Remember: No matter how bad things get, or how hopeless life may seem, you can always go home again and take it out on your family.

Virgo Aug 23 - Sep 22

You'll soon die of embarrassment, though not before the vibrator-wielding chimpanzees manage to crack through your skull.

Libra Sep 23 - Oct 23

A bizarre chain of existential mishaps will result in your third viewing of the hit romantic comedy Sleepless in Seattle this week.

Scorpio Oct 24 - Nov 21

As someone who has never been very comfortable with the sight of blood, you should avoid next Thursday's baby shower at all costs.

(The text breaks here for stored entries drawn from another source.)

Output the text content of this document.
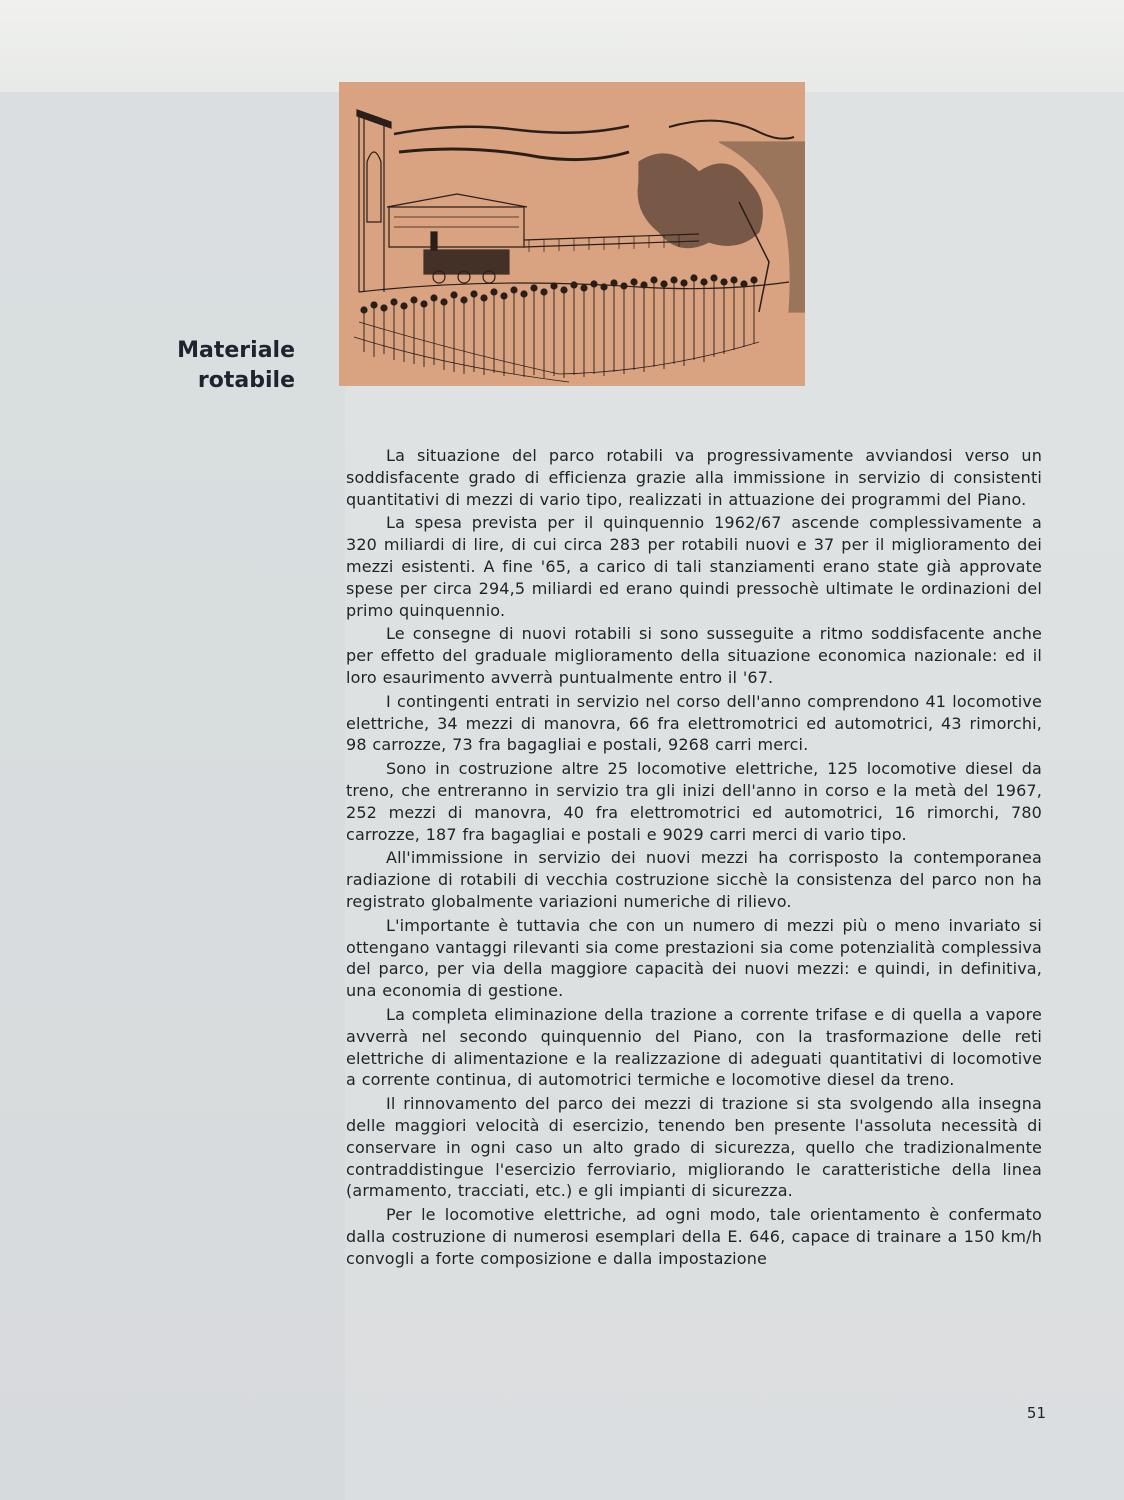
Materiale
rotabile

La situazione del parco rotabili va progressivamente avviandosi verso un soddisfacente grado di efficienza grazie alla immissione in servizio di consistenti quantitativi di mezzi di vario tipo, realizzati in attuazione dei programmi del Piano.

La spesa prevista per il quinquennio 1962/67 ascende complessivamente a 320 miliardi di lire, di cui circa 283 per rotabili nuovi e 37 per il miglioramento dei mezzi esistenti. A fine '65, a carico di tali stanziamenti erano state già approvate spese per circa 294,5 miliardi ed erano quindi pressochè ultimate le ordinazioni del primo quinquennio.

Le consegne di nuovi rotabili si sono susseguite a ritmo soddisfacente anche per effetto del graduale miglioramento della situazione economica nazionale: ed il loro esaurimento avverrà puntualmente entro il '67.

I contingenti entrati in servizio nel corso dell'anno comprendono 41 locomotive elettriche, 34 mezzi di manovra, 66 fra elettromotrici ed automotrici, 43 rimorchi, 98 carrozze, 73 fra bagagliai e postali, 9268 carri merci.

Sono in costruzione altre 25 locomotive elettriche, 125 locomotive diesel da treno, che entreranno in servizio tra gli inizi dell'anno in corso e la metà del 1967, 252 mezzi di manovra, 40 fra elettromotrici ed automotrici, 16 rimorchi, 780 carrozze, 187 fra bagagliai e postali e 9029 carri merci di vario tipo.

All'immissione in servizio dei nuovi mezzi ha corrisposto la contemporanea radiazione di rotabili di vecchia costruzione sicchè la consistenza del parco non ha registrato globalmente variazioni numeriche di rilievo.

L'importante è tuttavia che con un numero di mezzi più o meno invariato si ottengano vantaggi rilevanti sia come prestazioni sia come potenzialità complessiva del parco, per via della maggiore capacità dei nuovi mezzi: e quindi, in definitiva, una economia di gestione.

La completa eliminazione della trazione a corrente trifase e di quella a vapore avverrà nel secondo quinquennio del Piano, con la trasformazione delle reti elettriche di alimentazione e la realizzazione di adeguati quantitativi di locomotive a corrente continua, di automotrici termiche e locomotive diesel da treno.

Il rinnovamento del parco dei mezzi di trazione si sta svolgendo alla insegna delle maggiori velocità di esercizio, tenendo ben presente l'assoluta necessità di conservare in ogni caso un alto grado di sicurezza, quello che tradizionalmente contraddistingue l'esercizio ferroviario, migliorando le caratteristiche della linea (armamento, tracciati, etc.) e gli impianti di sicurezza.

Per le locomotive elettriche, ad ogni modo, tale orientamento è confermato dalla costruzione di numerosi esemplari della E. 646, capace di trainare a 150 km/h convogli a forte composizione e dalla impostazione

51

Sagittarius Nov 22 - Dec 21

You'll have your mind blown this week by nothing more than a shotgun slug traveling nearly at the speed of sound.

Capricorn Dec 22 - Jan 19

A hand crank, two steel hooks attached at opposite ends of the oral cavity, and sheer mechanical force will soon leave you with a giant smile on your face.

Aquarius Jan 20 - Feb 18

Don't let negativity win out today, even though it probably will, because you're a worthless human being who most likely doesn't deserve to be happy!

Pisces Feb 19 - Mar 20

In dog years, your border collie will soon turn 50, which explains the suit and tie, the growing stack of Wall Street Journals, and the rather conservative political worldview.